Dove era l'opposizione?

Quando si spreca o si amministra male normalmente l?opposizione dovrebbe dare battaglia, invece dove erano i vari componenti del Consiglio comunale di opposizione? Perché in periodo elettorale fanno sentire la loro voce anche per qualche sacchetto di immondizia fuori del cassonetto e durante i cinque anni del mandato pensano solo a raccattare qualche poltroncina qua e la anche loro ed a spartirsi quel poco che gli capita a tiro?
Ogni giorno si leggono comunicati editi da esponenti dell?opposizione che criticano l'operato della giunta Bartolomeo anche per decisioni prese quando loro stessi sedevano in consiglio, ma dove erano al momento della discussione? Non hanno tempestato i giornali quando era il momento giusto per opporsi con ogni mezzo agli sprechi ora cosa vogliono? E' chiaro, vogliono i voti per essere ancora una volta in Consiglio comunale. Perché gli elettori dovrebbero fidarsi di loro se non hanno ottemperato al mandato conferitogli in precedenza facendo opposizione seria?
Il discorso è semplice, Giunta Bartolomeo o giunta composta da altri personaggi ora all?opposizione coincidono nell'obbiettivo dell'occupazione di cariche e privilegi vari. Le varie parti politiche in campo in pratica sono la stessa cosa ma divisa in due schieramenti che ambiscono solo al potere ed ai privilegi che questo comporta.

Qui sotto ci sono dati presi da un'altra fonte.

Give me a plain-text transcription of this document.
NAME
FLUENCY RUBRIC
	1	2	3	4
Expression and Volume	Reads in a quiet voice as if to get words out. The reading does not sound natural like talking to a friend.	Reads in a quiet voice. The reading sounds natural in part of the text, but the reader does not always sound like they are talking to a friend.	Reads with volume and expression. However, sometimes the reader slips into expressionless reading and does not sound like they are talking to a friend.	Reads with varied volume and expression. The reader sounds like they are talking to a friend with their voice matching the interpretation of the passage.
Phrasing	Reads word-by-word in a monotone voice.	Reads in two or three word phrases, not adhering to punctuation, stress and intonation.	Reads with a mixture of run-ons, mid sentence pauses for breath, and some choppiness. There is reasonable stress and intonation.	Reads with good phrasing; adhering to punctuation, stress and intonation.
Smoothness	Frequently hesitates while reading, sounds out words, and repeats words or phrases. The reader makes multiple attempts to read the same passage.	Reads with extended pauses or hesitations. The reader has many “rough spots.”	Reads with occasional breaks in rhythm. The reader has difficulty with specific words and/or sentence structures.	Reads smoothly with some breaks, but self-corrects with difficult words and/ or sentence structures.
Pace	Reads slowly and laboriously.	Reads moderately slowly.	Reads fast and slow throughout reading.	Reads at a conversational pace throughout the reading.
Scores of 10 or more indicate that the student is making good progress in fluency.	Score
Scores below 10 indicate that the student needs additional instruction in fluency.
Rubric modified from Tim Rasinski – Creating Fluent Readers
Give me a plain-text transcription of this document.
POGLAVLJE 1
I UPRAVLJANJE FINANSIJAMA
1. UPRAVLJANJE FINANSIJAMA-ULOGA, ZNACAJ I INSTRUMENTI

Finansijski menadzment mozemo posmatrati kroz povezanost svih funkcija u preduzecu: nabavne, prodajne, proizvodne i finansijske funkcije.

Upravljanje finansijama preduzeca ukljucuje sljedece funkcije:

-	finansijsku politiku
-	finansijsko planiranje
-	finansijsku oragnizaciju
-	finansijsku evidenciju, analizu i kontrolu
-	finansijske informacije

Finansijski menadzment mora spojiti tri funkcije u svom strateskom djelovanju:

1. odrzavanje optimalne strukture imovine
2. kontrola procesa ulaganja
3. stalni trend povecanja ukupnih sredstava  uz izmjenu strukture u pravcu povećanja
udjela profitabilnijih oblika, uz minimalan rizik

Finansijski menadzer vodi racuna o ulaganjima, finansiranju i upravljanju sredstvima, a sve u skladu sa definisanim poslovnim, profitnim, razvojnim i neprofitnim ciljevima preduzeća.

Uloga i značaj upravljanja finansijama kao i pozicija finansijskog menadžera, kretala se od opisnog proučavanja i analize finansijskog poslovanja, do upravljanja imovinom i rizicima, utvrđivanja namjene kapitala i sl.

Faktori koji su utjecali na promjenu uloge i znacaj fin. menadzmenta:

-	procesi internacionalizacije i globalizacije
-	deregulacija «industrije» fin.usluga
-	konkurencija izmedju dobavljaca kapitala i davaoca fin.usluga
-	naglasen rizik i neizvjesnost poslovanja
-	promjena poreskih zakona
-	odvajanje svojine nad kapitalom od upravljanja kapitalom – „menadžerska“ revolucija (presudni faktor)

Gli esponenti del 'Centro destra' candidati a sindaco sono in corsa per il potere fine a se stesso, vogliono occupare poltrone per beneficiare di privilegi o dar peso alle richieste di nuovi insediamenti industriali, ristrutturazioni o nuove apparecchiature sanitarie in regime di quasi monopolio, poi ci sono gli appalti per la costruzione del nuovo porto turistico e del policlinico, bocconi troppo ghiotti per i signori delle poltrone di destra e sinistra.

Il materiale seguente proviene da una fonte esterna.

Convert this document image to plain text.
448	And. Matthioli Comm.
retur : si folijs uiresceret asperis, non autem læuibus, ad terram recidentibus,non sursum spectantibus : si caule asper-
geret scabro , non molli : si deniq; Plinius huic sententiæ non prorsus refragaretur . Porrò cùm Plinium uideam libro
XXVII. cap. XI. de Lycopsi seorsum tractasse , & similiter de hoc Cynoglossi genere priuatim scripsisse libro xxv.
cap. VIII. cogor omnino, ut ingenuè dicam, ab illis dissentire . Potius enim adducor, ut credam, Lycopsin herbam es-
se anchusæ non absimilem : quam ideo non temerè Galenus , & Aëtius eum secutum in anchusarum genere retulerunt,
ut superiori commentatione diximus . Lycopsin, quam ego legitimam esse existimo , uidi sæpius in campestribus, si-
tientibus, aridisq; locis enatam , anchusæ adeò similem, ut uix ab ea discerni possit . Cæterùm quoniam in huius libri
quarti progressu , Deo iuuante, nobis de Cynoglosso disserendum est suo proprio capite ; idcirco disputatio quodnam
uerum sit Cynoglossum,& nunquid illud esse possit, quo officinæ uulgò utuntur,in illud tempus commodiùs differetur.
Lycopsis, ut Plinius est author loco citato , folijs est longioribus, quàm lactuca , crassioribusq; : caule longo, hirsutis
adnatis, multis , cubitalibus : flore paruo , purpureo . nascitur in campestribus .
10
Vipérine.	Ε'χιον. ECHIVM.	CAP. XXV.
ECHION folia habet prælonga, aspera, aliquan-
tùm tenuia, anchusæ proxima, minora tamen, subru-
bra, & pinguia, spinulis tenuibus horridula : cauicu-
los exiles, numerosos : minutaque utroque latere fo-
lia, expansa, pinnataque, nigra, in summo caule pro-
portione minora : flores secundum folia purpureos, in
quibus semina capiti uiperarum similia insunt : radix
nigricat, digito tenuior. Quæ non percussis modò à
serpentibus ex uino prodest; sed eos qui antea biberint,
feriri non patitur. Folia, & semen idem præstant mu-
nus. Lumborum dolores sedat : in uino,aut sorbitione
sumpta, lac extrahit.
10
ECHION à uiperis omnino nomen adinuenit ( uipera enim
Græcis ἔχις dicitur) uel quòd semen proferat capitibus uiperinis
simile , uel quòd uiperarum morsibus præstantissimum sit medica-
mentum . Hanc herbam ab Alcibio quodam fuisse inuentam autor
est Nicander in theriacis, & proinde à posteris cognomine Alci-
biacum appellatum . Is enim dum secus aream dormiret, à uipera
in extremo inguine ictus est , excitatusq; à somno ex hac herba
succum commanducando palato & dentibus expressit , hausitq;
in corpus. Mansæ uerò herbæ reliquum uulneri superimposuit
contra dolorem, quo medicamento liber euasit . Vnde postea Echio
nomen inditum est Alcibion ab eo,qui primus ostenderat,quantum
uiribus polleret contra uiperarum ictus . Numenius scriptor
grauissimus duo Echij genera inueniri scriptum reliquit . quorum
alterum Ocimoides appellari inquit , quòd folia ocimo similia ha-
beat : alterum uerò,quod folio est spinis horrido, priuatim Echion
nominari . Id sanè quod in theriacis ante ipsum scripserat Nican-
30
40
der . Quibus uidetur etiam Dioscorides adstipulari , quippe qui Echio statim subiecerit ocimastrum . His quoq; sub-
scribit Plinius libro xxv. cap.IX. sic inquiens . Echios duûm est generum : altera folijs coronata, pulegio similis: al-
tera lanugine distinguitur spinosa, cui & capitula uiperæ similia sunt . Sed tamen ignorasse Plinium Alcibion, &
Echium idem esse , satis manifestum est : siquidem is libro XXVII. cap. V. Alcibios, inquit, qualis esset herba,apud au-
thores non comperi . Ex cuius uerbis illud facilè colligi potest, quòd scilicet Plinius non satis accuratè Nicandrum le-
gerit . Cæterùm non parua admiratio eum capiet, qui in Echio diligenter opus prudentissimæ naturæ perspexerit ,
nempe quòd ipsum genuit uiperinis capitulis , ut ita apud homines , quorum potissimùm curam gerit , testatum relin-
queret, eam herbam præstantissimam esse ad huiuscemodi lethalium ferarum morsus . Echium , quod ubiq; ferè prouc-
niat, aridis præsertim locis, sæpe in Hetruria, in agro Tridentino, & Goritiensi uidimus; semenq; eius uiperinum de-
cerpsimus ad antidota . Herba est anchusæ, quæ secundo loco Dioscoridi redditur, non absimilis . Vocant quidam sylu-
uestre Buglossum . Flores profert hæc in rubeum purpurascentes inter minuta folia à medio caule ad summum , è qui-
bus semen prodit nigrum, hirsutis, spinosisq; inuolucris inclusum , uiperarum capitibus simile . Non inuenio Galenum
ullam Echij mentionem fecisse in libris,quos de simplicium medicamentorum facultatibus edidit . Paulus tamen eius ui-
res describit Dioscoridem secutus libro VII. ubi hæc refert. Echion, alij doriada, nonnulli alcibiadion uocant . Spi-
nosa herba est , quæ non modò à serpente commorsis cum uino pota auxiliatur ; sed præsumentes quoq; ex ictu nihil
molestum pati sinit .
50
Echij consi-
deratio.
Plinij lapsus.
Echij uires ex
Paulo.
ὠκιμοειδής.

L'alternativa è una ed una sola:

Il ritorno dei Cittadini alle decisioni.
Leggiamo i giornali, guardiamo la tv, ascoltiamo la radio e navighiamo in Internet. Cambia il media ma i protagonisti delle discussioni sono sempre gli stessi. I Cittadini non hanno voce in capitolo, certo, possono telefonare alle varie rubriche radiofoniche dove è consentito loro di parlare per qualche secondo ma poi è il buio completo.
Le proposte della lista civica Cittadini di Formia sono invece focalizzate sul ritorno dei Cittadini alle decisioni per mezzo della democrazia diretta. Referendum per tutte le iniziative importanti, controllo degli elettori sul Consiglio comunale ed elezione diretta del Difensore civico.
Chi parla di alternativa alla giunta Bartolomeo ed invita a votare per uno dei candidati del centro destra, non vuol far altro che sedersi lui sulla stessa poltrona e godere degli stessi privilegi.
Cittadini, mandiamoli tutti a casa!
La vera alternativa è una ed una sola: la vostra lista civica, la vera lista nata dai Cittadini.